To control the motor, A 150A HV ESC was used with an Arduino-based controller to regulate motor speed and fuel flow by using a servo valve in the fuel line.
The entire system was powered by a 12s 5200mAh lipo pack and would run at full throttle for about 4 minutes or so before a battery swap.
Printing:
Make sure to print all parts in a high-strength and temperature resistant filament such as PETG, CF Nylon, or PC
For spinning parts such as the impeller, print at high infill and slow speed to maximize your x/y tensile strength. This is important in preventing your impeller from exploding when it spins at over 40k rpm. Good print quality and a radially symmetric part is important for avoiding vibration, and post balancing is still recommended.
For pressurized parts such as the housing, shroud, and adapters, Prioritize Z-layer adhesion and use solid infill whenever possible.

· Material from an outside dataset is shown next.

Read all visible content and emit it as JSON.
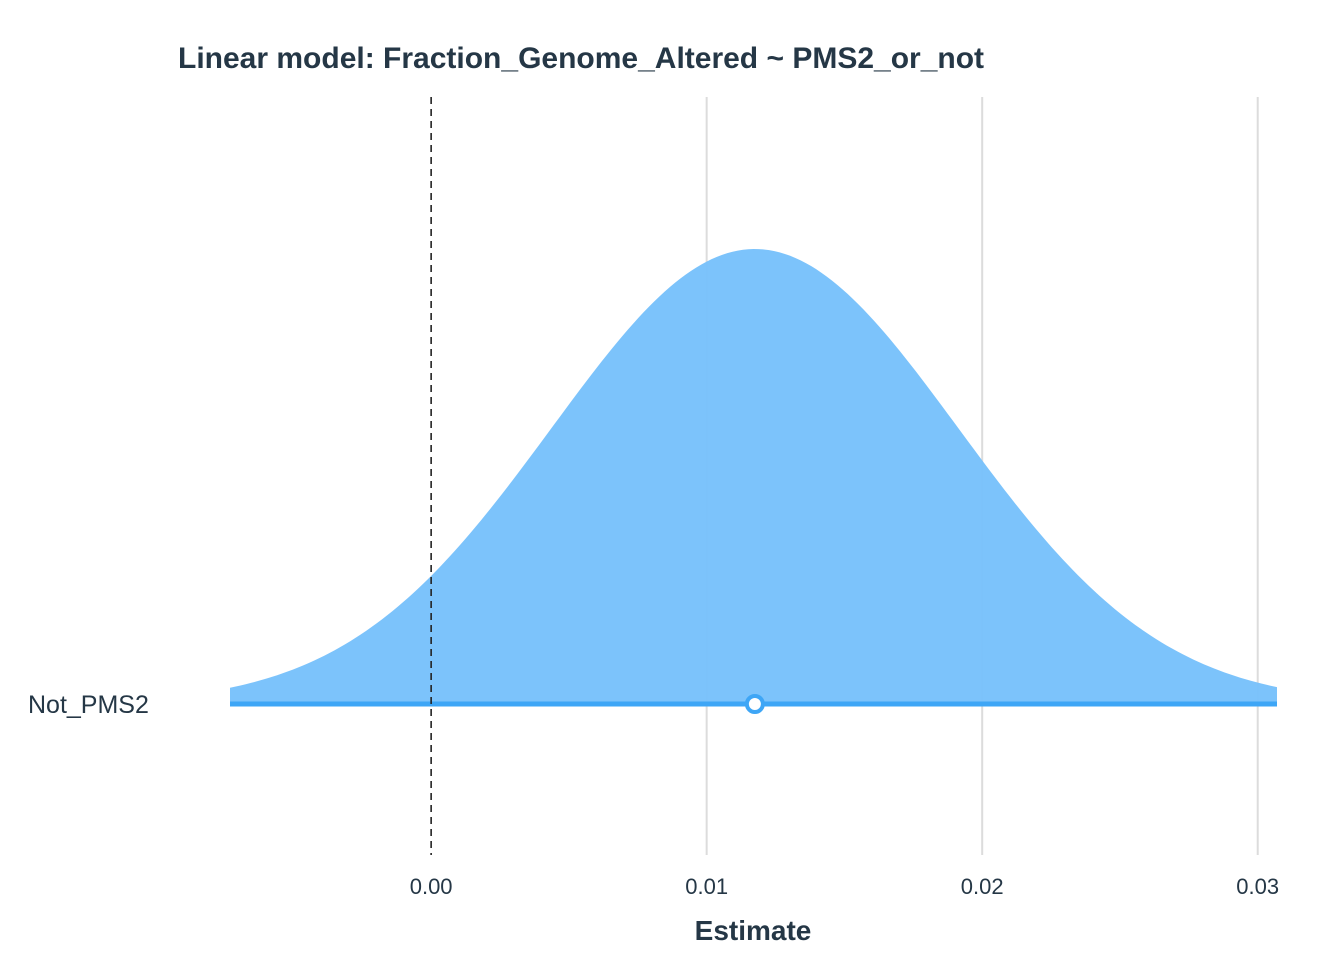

From the 4 PSI boost this compressor makes at full power, that means over 50lbs of force are trying to pull the layers apart along the walls of the compressor housing. Use higher nozzle temps, reduce cooling, and use plenty of support for external geometries.
print the motor plate at low infill for reference only to be used as a drilling guide for aluminum plate (DXF is included for laser cutting).
carefully post-process all printed parts prior to assembly.
Assembly:
To assemble this engine, Print all parts as described and purchase the parts listed:
15x #8 x 1in thread forming screws
4x M3 x 10mm machine screws (or whatever fits your motor)
20x #8 x 1/2 in thread forming screws
6x #8 x3/4 in sheet metal screws
1x 3-5mm aluminum plate (at least 150mm x 150mm)
1x 5mm shaft collet prop adapter
1x 4092 - 920kv motor with cooling jacket
1x 100A+ HV ESC
2x 5200mAh 6s lipo batteries
1x conical double walled stainless water bottle (varies greatly)
other power system wiring equipment (varies greatly)
200mm+ length of 5mm copper tube (fuel line)
other fuel system components (varies greatly)
Use the printed motor plate guide to cut out and drill a motor plate in the 3-5mm aluminum or get it laser cut. Attach the motor to the aluminum plate with the 4x M3 machine screws. Then use the collet prop adapter to attach the impeller to the motor so the bottom of the impeller sits 5-6mm above the motor plate. Insert the impeller shroud and attach the motor assembly to the housing with the 15x #8 x 1 in thread forming screws, making sure to screw all the way into the shroud at the front. Make sure the impeller spins freely in the housing - if scraping occurs, use sandpaper and/or adjust collet positioning until it rotates smoothly. Then, use 8 of the 20x #8 x 1/2 in thread forming screws to attach the intermediate adapter to the compressor housing, and the remaining 12 screws to attach the bottle adapter to the opposite side. Select a bottle for your chamber that fits into the bottle adapter, ideally without any paint or coating. Remove the bottom cap on the bottle and use a grinder in a well ventilated area to grind the top and bottom surfaces until the layers separate. Remove the inner layer and drill a uniform hole pattern starting with small holes at the original "bottom" end and large holes at the nozzle end. Put an extra ring of small holes just before the nozzle for film cooling. Bend your fuel hose into a circle with the same diameter as the inner bottle and put several small holes in the tube to distribute the gas. Insert the tube into the inner chamber and slide the whole assembly into the outer chamber to be fixed in place by 3x sheet metal screws. Run the spark wire through a small hole in the front end of the inner chamber before using the last 3 sheet metal screws to fasten the chamber onto the compressor. Now your engine should be ready for testing!
Final notes:
This is an extremely dangerous propulsive device that is essentially a mini flamethrower. DO NOT stand too close to the "flamey end" and make sure you have a clear test area with fire suppression on hand. DO NOT Build if you have no idea what you are doing because a mechanical, electrical or fuel failure could have LETHAL results.
Test at your own risk and make sure to approach the building process of this engine with the caution it deserves.